The third-party harm principle can guide resolution of both Masterpiece Cakeshop in the U.S. and Ashers Baking Company in the U.K. Denying the sought-after exemptions is necessary to shield LGBT people from discrimination in public accommodations – as both Colorado and Northern Ireland law seek to do.
Religious accommodation is conventionally thought to promote pluralism. Examining accommodation across borders, we argue that an accommodation regime’s pluralism is measured, not only by its treatment of objectors, but also by its attention to protecting other citizens who do not share the objectors’ beliefs. Only when exemption regimes are designed to mediate the impact of accommodation on third parties do they provide for the welfare of a normatively heterogeneous citizenry and serve genuinely pluralist ends.

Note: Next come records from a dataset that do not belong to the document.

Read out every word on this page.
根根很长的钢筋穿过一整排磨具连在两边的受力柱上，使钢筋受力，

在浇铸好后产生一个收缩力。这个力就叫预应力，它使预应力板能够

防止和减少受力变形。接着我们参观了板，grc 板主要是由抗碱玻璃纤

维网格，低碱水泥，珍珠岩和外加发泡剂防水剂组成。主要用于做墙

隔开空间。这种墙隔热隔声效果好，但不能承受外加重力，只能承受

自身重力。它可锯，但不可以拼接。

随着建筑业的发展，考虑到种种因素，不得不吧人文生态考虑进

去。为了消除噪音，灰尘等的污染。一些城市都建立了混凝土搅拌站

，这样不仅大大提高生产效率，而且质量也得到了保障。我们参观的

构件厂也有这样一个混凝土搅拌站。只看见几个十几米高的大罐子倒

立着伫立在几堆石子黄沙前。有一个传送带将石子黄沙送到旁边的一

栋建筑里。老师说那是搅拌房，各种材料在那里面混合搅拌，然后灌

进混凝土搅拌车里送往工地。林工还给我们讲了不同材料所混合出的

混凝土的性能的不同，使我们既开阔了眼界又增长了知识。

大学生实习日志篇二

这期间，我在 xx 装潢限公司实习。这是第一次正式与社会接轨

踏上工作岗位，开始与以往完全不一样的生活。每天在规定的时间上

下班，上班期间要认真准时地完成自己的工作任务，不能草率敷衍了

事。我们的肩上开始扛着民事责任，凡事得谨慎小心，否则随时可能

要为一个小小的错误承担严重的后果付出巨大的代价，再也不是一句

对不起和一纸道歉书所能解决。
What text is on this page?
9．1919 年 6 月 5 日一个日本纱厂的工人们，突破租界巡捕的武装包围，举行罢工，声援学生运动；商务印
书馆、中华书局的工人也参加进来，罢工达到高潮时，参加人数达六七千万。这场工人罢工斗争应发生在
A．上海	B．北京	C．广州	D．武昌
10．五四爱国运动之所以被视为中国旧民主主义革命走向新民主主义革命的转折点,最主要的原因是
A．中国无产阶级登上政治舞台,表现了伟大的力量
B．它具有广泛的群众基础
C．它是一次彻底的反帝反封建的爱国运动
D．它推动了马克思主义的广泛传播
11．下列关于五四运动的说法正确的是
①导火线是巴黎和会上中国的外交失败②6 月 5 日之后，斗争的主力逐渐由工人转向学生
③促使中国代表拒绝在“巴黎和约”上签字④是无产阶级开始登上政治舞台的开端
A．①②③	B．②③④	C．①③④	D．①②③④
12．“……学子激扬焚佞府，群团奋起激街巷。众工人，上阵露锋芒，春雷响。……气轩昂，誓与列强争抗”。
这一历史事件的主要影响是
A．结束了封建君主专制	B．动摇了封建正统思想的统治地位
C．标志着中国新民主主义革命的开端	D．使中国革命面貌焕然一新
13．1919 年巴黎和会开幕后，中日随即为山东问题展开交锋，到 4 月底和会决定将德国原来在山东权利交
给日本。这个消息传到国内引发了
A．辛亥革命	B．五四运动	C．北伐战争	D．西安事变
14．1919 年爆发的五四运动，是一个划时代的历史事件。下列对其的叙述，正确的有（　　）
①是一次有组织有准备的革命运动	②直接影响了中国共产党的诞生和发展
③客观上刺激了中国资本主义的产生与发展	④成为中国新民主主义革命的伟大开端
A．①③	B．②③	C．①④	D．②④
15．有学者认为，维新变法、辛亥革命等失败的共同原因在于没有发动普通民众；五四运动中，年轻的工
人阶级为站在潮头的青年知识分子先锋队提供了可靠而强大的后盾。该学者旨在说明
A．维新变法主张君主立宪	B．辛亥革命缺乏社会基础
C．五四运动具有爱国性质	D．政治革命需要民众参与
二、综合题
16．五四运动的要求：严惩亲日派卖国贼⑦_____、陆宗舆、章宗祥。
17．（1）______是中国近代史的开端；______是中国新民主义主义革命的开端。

You start by commenting on the differences between the American and UK cases but you do not bring this difference to bear in your conclusion about how best the cases should be resolved. In the American case the bakers refused to serve a customer because he was gay. In the Northern Irish case the bakers refused to produce a cake bearing a message to which they held conscientious objections – and would have done so (we must assume) whatever the sexuality of the would- be customer. The American case is of straightforward discrimination on grounds of sexuality. The Irish case is of freedom of (or freedom from forced) speech.
If the American bakers win that will be a bad look out for sexual minorities in America. If the Irish bakers win, that will avoid predictable provocations by EDL placing orders for reprints of the Danish cartoons (most of which fell far short of hate speech under English law) with Muslims running printing businesses.